If you want to be a producer, I would strongly suggest looking into programs that will help you achieve that goal. As mentioned above, Chapman University is a fantastic film school, and if you're looking to transfer, they have an undergraduate creative producing program that might be perfect for you. Studying business is also a good way to get ahead of the film production crowd if you want to be a producer. Moving to LA is definitely a smart move as well, as you'll be able to network much easier there and perhaps find gigs as a PA or intern. There are lots of ways to go about it, but they all take a ridiculous amount of work, especially with how difficult it is to break into the business nowadays.
Below, I'll give you a little background and kind of how I went about it. If you have any other questions, please don't hesitate to ask.
I started with a degree in business administration and a minor in film / video from Drexel University. I then went to grad school and graduated from Chapman University in May '12 with a MFA in film / tv producing. I started out as an intern in October '11 with a very successful veteran Hollywood film producer.

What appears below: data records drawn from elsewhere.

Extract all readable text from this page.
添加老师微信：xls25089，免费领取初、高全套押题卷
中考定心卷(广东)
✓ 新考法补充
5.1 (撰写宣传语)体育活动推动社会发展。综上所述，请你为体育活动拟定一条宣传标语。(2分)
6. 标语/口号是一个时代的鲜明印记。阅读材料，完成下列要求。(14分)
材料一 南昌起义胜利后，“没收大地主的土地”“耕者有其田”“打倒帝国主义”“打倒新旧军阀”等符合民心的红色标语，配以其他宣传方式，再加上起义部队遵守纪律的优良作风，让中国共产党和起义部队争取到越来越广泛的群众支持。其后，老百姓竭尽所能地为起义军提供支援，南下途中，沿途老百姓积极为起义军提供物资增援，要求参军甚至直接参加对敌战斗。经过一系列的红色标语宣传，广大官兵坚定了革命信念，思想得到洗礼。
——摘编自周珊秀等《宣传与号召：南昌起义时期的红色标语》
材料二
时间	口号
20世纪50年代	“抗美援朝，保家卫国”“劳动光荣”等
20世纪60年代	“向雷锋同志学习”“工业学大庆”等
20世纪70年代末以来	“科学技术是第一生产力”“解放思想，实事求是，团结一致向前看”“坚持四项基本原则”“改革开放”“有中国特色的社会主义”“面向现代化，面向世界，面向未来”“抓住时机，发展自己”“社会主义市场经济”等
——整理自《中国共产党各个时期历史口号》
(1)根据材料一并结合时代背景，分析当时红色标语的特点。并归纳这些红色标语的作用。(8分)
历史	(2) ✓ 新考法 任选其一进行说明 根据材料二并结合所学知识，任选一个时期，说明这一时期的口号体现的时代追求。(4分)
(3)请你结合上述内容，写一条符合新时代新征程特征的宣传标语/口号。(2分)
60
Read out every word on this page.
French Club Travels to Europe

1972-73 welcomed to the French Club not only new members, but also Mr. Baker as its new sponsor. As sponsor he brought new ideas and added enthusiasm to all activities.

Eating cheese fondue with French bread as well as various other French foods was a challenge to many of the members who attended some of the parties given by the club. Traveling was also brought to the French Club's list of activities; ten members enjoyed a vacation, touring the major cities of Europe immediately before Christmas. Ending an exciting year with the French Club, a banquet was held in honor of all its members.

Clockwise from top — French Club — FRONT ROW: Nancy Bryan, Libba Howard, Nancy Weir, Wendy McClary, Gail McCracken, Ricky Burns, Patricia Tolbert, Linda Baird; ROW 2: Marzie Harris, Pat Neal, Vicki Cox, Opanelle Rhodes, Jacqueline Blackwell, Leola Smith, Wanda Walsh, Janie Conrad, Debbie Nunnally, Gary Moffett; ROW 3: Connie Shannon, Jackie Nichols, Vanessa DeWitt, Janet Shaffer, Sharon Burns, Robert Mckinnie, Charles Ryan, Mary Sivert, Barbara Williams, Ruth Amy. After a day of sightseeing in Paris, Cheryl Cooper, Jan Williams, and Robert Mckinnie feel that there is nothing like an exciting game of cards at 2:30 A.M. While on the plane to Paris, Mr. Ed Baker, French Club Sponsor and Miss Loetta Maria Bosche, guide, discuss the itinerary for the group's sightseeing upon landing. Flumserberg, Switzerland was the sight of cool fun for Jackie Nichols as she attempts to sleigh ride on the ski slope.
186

I worked with him a few days a week, while also going to class.
In the middle of my first semester, I started searching for my own material to produce -- scripts, pilots, and ideas for reality tv shows. I was urged to do so (and so were my classmates), by an agent from Paradigm that visited one of our producing classes. The film producer I worked for also recommended I find and develop my own material as well for the experience.
I then started networking with producers and production companies via IMDbPro -- just sending out cold emails to take general meetings, have a phone conversation, or exchange a few emails to try and build a working relationship and find out what they look for in projects they develop and produce. This proved to be incredibly beneficial. At first, a lot of people won't respond, but you just have to keep making contacts and introducing yourself.
I spent almost my entire second year networking and developing scripts and ideas, so I had an arsenal of projects to take out once I graduated. By March of my second year, I had been offered a job as an associate producer on a reality show, which I accepted. I'm still working on that reality show as a story producer. I made the connection on a random cold email, and it eventually turned into a job offer.
The most important thing is to really have the drive to want to do it because it's a long, hard road and without a real passion for producing, you will wonder why you're putting yourself through it. I did it because I knew there was nothing else I wanted to do, and I knew I would regret it if I didn't try. If you really have the passion to know you could work 20 hours/day, 7 days/week, then you should absolutely have what it takes. A lot of people want to get into the industry because they think it will make them famous or "high-profile" or whatever, but the ones that succeed get into the industry due to their sheer passion for entertainment and the biz.